音樂舞蹈史詩《東方紅》誕生前後

48年前,為迎接新中國成立15周年,文藝界獻上了音樂舞蹈史詩《東方紅》 。《東方紅》一經問世便久演不衰,成為新中國音樂舞臺上的經典之作。

空政文工團創作了一台以革命歷史歌曲為主要內容的大歌舞

1960年,解放軍總參謀長羅瑞卿率領中國軍事代表團訪問朝鮮,同行的還有空軍司令員劉亞樓。訪朝期間,朝鮮方面為他們演出了一場名為《三千里江山》的大型歌舞。演出的氣勢非常龐大,其中,大多數曲目是由戰爭年代的歌舞改編加工而成。

回國途中他們經過瀋陽,瀋陽軍區為招待他們,演出了一場晚會,晚會上演出了4首革命歷史歌曲,這4首歌曲給劉亞樓留下了深刻印象。於是,一個念頭在他心中油然而生。他想,在長期的革命戰爭年代裏,我們根據地和解放區流傳著一大批深受廣大軍民喜愛的革命歌曲,這些歌曲在群眾中很有影響,有的一直傳唱至今。加上當時正處在三年困難時期,迫切需要用充滿革命激情的文藝作品去教育人民、鼓舞人民。不久,劉亞樓在杭州開會,見到了空政文工團總團副團長張雙虎,劉亞樓對張雙虎說:“現在的年輕人沒有經歷過戰爭,對中國革命歷史懂得不多,應該對他們進行這方面的傳統教育。前不久,瀋陽軍區唱了4首歌,你們空政文工團也應該唱幾首。”
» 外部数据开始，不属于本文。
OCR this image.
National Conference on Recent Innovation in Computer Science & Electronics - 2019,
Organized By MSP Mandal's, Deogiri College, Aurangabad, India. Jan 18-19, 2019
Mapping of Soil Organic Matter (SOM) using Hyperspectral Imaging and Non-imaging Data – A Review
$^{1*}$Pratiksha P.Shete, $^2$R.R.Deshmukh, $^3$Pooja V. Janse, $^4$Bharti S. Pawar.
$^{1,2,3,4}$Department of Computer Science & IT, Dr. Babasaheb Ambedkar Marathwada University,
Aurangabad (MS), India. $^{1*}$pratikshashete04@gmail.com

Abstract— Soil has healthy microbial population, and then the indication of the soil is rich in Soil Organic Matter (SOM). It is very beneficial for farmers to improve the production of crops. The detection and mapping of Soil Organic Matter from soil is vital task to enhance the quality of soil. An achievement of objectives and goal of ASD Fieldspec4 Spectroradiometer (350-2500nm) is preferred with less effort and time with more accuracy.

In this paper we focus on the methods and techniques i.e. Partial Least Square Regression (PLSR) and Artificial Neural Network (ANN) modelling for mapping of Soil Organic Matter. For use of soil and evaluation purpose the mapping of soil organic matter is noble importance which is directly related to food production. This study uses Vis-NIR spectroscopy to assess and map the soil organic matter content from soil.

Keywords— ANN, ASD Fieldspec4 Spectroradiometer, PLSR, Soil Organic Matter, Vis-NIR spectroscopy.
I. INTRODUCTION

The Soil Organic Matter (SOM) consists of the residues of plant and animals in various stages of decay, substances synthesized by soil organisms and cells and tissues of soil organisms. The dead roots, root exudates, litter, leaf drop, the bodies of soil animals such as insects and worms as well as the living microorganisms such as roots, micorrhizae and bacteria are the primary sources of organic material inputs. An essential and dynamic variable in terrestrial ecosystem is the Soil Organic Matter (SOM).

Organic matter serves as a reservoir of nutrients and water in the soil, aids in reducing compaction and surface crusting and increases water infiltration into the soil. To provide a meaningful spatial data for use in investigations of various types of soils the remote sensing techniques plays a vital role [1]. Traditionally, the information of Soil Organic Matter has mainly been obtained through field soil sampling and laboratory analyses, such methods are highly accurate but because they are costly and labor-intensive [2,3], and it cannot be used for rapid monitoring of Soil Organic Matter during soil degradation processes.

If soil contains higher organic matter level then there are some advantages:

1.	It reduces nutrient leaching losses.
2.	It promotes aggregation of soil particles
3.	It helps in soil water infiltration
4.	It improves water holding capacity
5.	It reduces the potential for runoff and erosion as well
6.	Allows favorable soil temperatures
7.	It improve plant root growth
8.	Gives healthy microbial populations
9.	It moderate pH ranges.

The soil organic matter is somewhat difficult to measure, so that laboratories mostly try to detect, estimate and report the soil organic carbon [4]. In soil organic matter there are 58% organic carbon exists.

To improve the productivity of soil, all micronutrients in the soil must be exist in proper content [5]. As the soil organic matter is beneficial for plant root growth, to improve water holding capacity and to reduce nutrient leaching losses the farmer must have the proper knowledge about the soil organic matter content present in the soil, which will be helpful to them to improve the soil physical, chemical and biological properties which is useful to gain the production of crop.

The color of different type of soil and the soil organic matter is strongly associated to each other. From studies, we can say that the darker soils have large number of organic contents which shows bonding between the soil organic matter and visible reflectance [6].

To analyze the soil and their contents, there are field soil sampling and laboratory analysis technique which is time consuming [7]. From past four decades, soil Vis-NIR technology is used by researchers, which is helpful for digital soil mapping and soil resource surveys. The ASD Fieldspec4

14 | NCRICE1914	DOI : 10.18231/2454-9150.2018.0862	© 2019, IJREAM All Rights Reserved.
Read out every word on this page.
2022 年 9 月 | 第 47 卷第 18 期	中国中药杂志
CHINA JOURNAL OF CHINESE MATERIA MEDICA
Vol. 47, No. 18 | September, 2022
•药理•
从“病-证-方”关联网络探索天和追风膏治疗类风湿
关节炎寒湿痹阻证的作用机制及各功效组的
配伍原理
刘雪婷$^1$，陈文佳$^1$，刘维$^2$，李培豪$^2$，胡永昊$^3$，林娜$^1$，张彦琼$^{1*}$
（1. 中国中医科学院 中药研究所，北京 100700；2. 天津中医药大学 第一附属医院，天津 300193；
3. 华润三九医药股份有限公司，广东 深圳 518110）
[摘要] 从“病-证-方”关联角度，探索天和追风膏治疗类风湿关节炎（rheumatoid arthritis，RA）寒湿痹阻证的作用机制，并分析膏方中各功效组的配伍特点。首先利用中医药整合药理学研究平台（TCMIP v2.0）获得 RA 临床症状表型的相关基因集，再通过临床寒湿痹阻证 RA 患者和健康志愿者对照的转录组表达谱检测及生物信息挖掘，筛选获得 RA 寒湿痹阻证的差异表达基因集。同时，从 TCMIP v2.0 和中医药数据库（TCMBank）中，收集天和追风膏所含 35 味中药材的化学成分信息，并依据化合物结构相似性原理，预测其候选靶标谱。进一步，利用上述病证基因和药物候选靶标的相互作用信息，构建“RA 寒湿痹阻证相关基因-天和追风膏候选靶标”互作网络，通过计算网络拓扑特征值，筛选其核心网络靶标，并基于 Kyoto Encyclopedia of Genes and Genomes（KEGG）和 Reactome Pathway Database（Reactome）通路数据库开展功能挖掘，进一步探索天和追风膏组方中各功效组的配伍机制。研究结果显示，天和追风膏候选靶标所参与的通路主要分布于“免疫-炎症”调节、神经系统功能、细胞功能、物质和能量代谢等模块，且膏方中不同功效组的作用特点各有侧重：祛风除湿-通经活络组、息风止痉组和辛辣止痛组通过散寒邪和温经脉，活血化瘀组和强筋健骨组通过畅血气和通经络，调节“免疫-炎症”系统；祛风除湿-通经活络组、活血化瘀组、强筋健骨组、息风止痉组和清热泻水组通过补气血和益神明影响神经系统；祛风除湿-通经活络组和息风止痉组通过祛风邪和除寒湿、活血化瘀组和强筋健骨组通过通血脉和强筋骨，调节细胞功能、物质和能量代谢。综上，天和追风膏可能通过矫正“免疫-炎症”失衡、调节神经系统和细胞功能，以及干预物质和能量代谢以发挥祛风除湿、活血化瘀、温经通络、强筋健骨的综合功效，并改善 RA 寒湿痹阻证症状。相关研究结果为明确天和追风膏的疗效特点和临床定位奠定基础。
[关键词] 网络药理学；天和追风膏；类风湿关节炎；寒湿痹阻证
為了完成領導佈置的任務,空政文工團經過研究,決定由總團副團長牛暢負責這項工作。

在組織創作人員討論時,有人問道:“劉司令怎麼想起來讓我們唱歌曲?”牛暢說:“聽說在朝鮮訪問時看過一個大歌舞。”這時舞蹈編劇佟承傑也說:“總政歌舞團去了,他們在朝鮮也看過這個大歌舞。”於是,牛暢馬上派人去總政歌舞團,要來了那場大歌舞的中文節目單。節目單的總題目是:音樂舞蹈史詩《三千里江山》,內容既有歌也有舞,歌舞結合。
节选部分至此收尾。